Eu sou sua mãe, mas ela não sabe. A mulher que a acompanha passa por ser a mãe que eu não pude ser. Havia, sim, uma certa felicidade no rosto da menina, de modo que eu não me sentia culpada por tê-la posto em outros braços, um dia, quando ainda era um bebê.
Quando ela entrou sorrindo, uma ternura sedosa envolveu meu coração e uma voz sussurrou a mim que aquela era minha filha. Que era preciso oferecer-lhe o melhor de mim, ofertar o presente mais bonito do mundo, ainda que ela não soubesse exatamente por que o ganhara.
Estranhamente, nunca parei para pensar o que era, de fato, o melhor de mim, onde se encontrava. Mas no rosto da menina um olhar iluminou meus sentidos e reconheci a riqueza que iria deixar para minha filha: a poesia! Era mesmo estranho que eu soubesse, de repente, que o meu legado e a minha riqueza fossem a poesia.
Encorajei-me a chegar perto da criança e perguntei, sem jeito: “Você quer aprender poesia uma vez por semana?”. A resposta veio rápida e enfática: sim! E combinamos que nos veríamos na primeira aula, semana seguinte.
A criança do sonho era eu própria. O meu dom de criadora negado. A dimensão dos sonhos sedenta de vida. Começo de reconciliação entre a velha senhora saturnina que modelava minha face mundana e a criança asfixiada que buscava transformar estrelas em coroas douradas, metamorfoseando o mundo.
Era preciso criar sem medo, apelando para a espontaneidade infantil, imune aos julgamentos alheios.
E pari versos em contrações ritmadas.
Na poesia dormem filhos que não pude ter.
Na poesia dormem filhos que não pude ter.
6 comentários:
Massa, tinha lido há pouco no Mínimo Ajuste.

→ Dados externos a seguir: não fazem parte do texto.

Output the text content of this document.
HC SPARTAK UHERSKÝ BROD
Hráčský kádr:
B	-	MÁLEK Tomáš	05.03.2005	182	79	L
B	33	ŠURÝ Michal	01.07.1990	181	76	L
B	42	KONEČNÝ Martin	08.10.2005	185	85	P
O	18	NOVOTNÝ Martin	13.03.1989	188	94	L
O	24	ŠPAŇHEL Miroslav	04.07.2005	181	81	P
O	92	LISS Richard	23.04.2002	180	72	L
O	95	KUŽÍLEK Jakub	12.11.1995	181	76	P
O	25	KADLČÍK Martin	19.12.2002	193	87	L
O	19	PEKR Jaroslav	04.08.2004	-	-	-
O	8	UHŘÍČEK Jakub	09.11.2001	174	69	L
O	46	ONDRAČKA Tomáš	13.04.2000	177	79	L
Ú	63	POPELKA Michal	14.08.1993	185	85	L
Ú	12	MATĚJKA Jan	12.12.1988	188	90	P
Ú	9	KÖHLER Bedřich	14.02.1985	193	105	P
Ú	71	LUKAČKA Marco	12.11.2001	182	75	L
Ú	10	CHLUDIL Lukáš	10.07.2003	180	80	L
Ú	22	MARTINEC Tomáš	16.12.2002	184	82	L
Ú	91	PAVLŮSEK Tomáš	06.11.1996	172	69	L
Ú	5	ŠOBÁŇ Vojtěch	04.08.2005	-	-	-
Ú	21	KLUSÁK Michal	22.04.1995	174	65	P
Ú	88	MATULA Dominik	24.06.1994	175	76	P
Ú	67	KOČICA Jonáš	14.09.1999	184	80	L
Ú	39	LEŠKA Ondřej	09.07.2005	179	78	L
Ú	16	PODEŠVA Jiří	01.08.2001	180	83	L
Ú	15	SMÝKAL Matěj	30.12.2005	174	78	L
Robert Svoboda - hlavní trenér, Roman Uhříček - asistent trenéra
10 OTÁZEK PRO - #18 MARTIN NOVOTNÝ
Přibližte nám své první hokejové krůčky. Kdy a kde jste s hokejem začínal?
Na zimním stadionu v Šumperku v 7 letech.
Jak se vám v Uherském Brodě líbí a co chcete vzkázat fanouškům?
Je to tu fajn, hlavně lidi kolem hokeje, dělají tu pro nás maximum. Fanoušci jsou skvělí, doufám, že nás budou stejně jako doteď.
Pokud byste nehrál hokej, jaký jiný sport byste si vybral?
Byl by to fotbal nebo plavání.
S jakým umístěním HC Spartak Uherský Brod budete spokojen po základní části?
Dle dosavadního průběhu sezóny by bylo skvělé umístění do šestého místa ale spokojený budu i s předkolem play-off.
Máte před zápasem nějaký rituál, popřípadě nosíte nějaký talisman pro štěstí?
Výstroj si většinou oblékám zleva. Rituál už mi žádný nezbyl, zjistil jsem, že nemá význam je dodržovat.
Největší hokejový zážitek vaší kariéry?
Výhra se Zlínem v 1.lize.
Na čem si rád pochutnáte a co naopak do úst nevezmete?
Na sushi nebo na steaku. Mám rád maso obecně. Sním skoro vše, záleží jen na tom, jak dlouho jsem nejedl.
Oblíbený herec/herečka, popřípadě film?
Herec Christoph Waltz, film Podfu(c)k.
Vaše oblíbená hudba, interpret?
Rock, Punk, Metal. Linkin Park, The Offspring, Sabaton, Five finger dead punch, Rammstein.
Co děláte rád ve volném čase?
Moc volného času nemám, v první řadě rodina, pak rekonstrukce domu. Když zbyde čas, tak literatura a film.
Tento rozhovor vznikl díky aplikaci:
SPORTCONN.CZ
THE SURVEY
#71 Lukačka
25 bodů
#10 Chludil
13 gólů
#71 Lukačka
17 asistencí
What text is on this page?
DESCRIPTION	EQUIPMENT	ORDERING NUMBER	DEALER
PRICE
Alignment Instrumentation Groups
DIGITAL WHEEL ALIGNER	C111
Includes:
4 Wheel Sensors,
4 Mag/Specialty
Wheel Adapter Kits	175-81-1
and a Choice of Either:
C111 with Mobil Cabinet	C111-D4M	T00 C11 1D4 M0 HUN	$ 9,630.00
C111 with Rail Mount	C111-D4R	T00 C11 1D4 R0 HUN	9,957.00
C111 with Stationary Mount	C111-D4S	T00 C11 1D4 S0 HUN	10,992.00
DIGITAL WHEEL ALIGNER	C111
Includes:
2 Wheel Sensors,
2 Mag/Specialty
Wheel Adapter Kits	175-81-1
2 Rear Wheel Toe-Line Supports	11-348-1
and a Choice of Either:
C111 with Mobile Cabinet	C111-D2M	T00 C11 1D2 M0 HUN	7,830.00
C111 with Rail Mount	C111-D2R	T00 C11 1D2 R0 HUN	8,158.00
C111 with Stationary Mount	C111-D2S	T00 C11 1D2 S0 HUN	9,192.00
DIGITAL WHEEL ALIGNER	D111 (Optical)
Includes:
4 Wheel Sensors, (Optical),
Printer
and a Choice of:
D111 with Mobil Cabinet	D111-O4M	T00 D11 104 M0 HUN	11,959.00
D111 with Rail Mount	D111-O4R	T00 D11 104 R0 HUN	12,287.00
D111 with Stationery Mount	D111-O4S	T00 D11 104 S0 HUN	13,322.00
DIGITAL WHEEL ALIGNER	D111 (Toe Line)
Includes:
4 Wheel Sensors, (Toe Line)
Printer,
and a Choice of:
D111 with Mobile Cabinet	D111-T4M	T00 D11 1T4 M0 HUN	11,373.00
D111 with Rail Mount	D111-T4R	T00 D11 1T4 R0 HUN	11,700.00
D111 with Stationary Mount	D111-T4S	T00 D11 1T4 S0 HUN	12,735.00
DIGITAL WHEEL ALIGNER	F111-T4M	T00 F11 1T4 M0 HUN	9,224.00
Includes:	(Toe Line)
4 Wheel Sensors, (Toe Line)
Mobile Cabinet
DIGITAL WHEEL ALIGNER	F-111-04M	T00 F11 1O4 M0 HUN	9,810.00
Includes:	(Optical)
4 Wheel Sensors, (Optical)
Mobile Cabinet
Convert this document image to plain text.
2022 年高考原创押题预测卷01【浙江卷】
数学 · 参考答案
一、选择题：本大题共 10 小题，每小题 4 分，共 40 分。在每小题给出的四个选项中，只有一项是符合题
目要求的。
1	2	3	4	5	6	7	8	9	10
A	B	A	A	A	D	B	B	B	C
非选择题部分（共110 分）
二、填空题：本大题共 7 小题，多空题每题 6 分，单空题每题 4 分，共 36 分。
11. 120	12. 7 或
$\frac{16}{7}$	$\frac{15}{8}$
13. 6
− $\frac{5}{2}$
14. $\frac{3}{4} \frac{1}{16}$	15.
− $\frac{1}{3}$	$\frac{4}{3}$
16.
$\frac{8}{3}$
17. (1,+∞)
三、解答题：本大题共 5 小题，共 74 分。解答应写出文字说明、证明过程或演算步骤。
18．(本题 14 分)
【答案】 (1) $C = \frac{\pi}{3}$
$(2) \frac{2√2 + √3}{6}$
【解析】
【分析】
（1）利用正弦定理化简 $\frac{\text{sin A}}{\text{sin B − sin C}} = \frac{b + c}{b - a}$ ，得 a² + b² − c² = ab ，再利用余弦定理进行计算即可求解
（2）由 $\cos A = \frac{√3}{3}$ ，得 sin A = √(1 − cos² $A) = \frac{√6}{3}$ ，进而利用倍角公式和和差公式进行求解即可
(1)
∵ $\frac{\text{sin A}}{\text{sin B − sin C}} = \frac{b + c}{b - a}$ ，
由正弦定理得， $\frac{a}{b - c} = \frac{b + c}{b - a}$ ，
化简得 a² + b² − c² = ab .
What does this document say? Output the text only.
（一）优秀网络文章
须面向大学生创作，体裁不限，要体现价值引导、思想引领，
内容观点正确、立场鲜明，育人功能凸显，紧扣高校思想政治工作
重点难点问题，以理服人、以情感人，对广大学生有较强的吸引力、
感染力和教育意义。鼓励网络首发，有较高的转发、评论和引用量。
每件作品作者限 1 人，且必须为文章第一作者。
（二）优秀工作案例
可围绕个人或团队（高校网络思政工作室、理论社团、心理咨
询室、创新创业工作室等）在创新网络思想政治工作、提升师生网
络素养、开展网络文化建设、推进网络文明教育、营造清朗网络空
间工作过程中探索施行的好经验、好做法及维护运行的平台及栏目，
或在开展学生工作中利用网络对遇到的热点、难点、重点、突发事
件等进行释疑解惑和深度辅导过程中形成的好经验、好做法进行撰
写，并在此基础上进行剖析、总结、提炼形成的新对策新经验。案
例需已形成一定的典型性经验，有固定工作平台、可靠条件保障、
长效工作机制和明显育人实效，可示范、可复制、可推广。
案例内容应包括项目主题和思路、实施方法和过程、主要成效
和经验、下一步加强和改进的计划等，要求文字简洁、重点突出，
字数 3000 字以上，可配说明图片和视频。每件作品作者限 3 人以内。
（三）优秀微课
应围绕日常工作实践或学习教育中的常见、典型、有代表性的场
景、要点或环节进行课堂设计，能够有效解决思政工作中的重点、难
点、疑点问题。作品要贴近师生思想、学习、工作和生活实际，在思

puxa, esse final é tão emblemático, tão... que me detenho aí
beijo
Que esses filhos venham ao mundo então e nos encantem tal qual esse texto magnífico.
Beijo.
há, afinal, tantas formas de dar vida...
beijos, taninha!
ah, Tânia
tua alma é tão especial
...
beijo carinhoso.
Foi muito bom ler seu texto. É muito profundo. Parabéns!